É o segundo grande projeto do Iluminismo moderno.
As novas tecnologias podem contribuir para o advento
dessa democracia. Interligando milhões de pessoas, de
todos os países do mundo, elas podem relativizar os reflexos nacionalistas, combater a xenofobia, facilitar a
compreensão mútua entre as diversas culturas. E, uma
vez criada uma democracia cosmopolita, as novas tecnologias serão um instrumento poderosíssimo para assegurar a comunicação entre indivíduos e organizações, no bojo da sociedade civil mundial.

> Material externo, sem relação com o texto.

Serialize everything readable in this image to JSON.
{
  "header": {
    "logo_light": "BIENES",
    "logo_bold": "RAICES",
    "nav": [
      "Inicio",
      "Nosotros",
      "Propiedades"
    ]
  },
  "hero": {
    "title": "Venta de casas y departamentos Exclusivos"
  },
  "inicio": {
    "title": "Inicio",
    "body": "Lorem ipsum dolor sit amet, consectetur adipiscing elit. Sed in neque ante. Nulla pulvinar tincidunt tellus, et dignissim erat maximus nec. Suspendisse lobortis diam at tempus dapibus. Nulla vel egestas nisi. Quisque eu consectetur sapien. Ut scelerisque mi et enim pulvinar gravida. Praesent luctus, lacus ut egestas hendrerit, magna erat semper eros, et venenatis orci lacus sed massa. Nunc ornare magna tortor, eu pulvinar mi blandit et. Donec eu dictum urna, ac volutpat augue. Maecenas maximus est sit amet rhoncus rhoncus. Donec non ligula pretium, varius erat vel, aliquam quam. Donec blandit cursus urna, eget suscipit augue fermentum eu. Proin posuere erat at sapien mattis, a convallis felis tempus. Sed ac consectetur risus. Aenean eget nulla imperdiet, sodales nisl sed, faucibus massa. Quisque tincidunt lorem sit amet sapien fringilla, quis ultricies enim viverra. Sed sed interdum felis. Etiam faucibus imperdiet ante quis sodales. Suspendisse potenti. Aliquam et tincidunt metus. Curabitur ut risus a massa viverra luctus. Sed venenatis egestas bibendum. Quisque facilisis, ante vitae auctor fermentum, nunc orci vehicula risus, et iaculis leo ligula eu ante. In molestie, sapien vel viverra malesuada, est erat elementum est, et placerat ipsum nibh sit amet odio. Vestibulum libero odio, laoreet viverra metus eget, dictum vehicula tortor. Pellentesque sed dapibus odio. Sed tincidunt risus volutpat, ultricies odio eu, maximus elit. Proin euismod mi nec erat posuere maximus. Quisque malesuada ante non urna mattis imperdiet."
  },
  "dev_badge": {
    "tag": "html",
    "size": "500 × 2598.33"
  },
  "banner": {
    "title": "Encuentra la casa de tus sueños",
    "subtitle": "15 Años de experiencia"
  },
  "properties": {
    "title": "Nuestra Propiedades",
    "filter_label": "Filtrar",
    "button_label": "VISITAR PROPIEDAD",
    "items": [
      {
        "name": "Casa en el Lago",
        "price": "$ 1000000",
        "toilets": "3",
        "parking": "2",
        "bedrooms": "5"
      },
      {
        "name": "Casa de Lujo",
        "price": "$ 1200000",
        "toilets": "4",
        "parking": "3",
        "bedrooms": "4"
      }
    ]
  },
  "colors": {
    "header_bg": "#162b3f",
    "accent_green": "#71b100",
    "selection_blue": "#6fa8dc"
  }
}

Devemos evitar qualquer forma de triunfalismo tecnológico. Nada garante que a argumentação moral conduzida pela Internet entre um filósofo de Campinas e
um sofista bávaro seja tão fecunda quanto a conduzida,
na ágora, entre Sócrates e Górgias. A pólis digital não é a
mesma coisa que a pólis ateniense. A "world-wide web"
tem uma vaga semelhança com um parlamento mundial, mas talvez leve algum tempo até que esse parlamento produza um Gladstone. Mesmo que a humanidade inteira esteja ligada à rede, isso fará dos usuários
"netizens", mas não necessariamente "citizens". Não
importa. Um Windows 2.000 não pode gerar nem Voltaire nem Zola, mas eles não teriam desdenhado a Internet para a reabilitação de Calas e para a defesa de Dreyfus.
Uma das idéias mais inovadoras nessa direção está
sendo posta em prática justamente no Brasil. É uma publicação eletrônica, denominada "Hypertexto"
(www.hypertexto.com.br). Editado pelo jornalista
Claudio Cordovil, "Hypertexto" publica artigos em várias línguas e convida todos os interessados a enviarem
seus comentários.
Essa publicação se filia expressamente a uma perspectiva iluminista. Segundo seus autores, "é uma nova
"Encyclopédie" virtual, que, abolindo fronteiras geográficas, aspira a consolidar uma sociedade civil global por
meio da revitalização da herança iluminista". É um primeiro e importantíssimo passo para continuar, com os
meios globais oferecidos pelas novas tecnologias, o antigo combate do Iluminismo contra o fanatismo e o poder ilegítimo. Ceci tuera cela.